C’est un nouveau type de traitement capable de « battre » le champignon, qui nous est proposé par ces biologistes et pharmacologues du RIKEN Centre for Sustainable Research Science (CSRS) et de l’Université de Toronto : la clé est d’empêcher les champignons de fabriquer des acides gras, le principal composant des graisses. Et Le blocage de la synthèse des acides gras tue les champignons dangereux. La méthode documentée dans la revue Cell Chemical Biology permet, en plus, de lutter contre les résistances. Fongiques.
Alors que la résistance aux médicaments antifongiques augmente comme la résistance aux antibiotiques, l’approche pourrait être particulièrement utile, d’autant qu’elle fonctionne contre un très large spectre de champignons. En pratique, elle pourrait offrir une nouvelle option pour traiter le pied d’athlète mais aussi d’autres infections fongiques sont plus graves causées par des types de champignons de type Candida, Cryptococcus et Aspergillus, responsables de millions de décès chaque année.
Actuellement, il existe 3 grandes classes d’antifongiques qui tous agissent en détruisant la barrière ou l’enveloppe qui entoure les cellules fongiques. Paradoxalement, même s’ils attaquent tous la barrière, ils restent très spécifiques à certaines espèces de champignons. Il existe donc un besoin de nouvel antifongique à plus large spectre et qui évite l’émergence de résistances.

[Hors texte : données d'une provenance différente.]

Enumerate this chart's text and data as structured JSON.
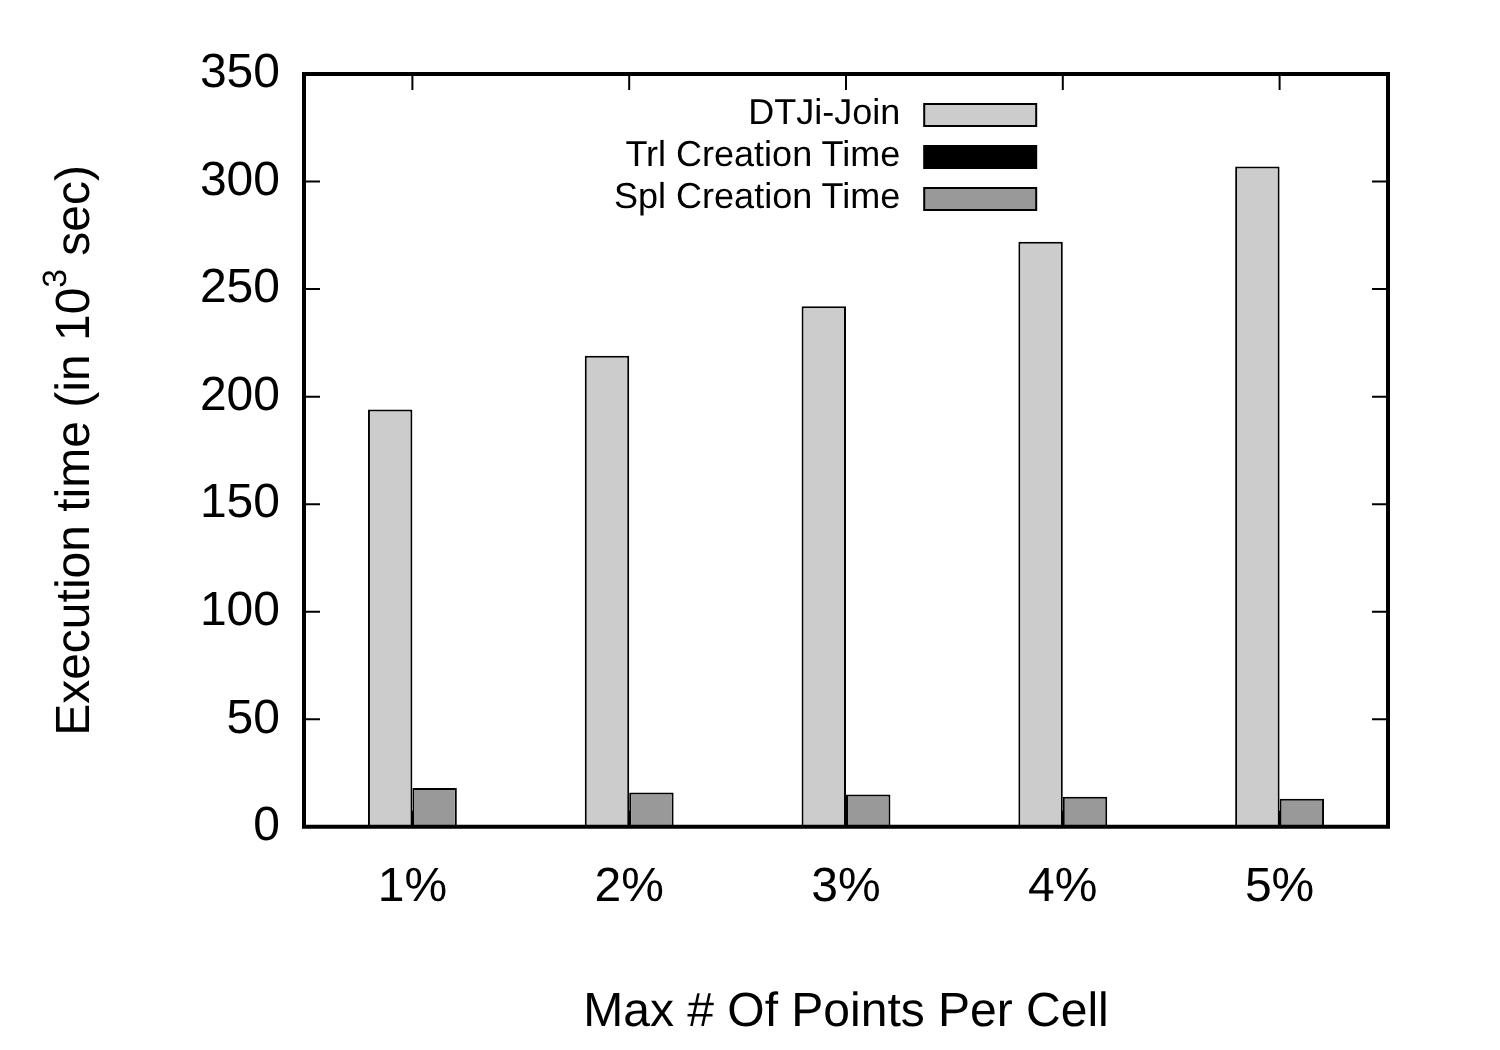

L’étude a d’abord criblé une base de produits naturels pour regarder comment ils pouvaient agir contre 4 levures pathogènes, 3 espèces de Candida et 1 espèce de Cryptococcus, des espèces choisies par les scientifiques car elles sont identifiées comme des agents pathogènes humains critiques par l’Organisation mondiale de la santé (OMS). Ce criblage a permis d’identifier plusieurs composés efficaces contre la croissance fongique d’au moins 50% dans chacune des 4 espèces, et finalement l’équipe a pu sélectionner 3 nouvelles possibilités. Parmi ces produits, le moins toxique pour les cellules humaines permettait également de réduire la croissance d’Aspergillus fumigatus, une moisissure fongique extrêmement courante, mortelle pour les personnes immunodéprimées.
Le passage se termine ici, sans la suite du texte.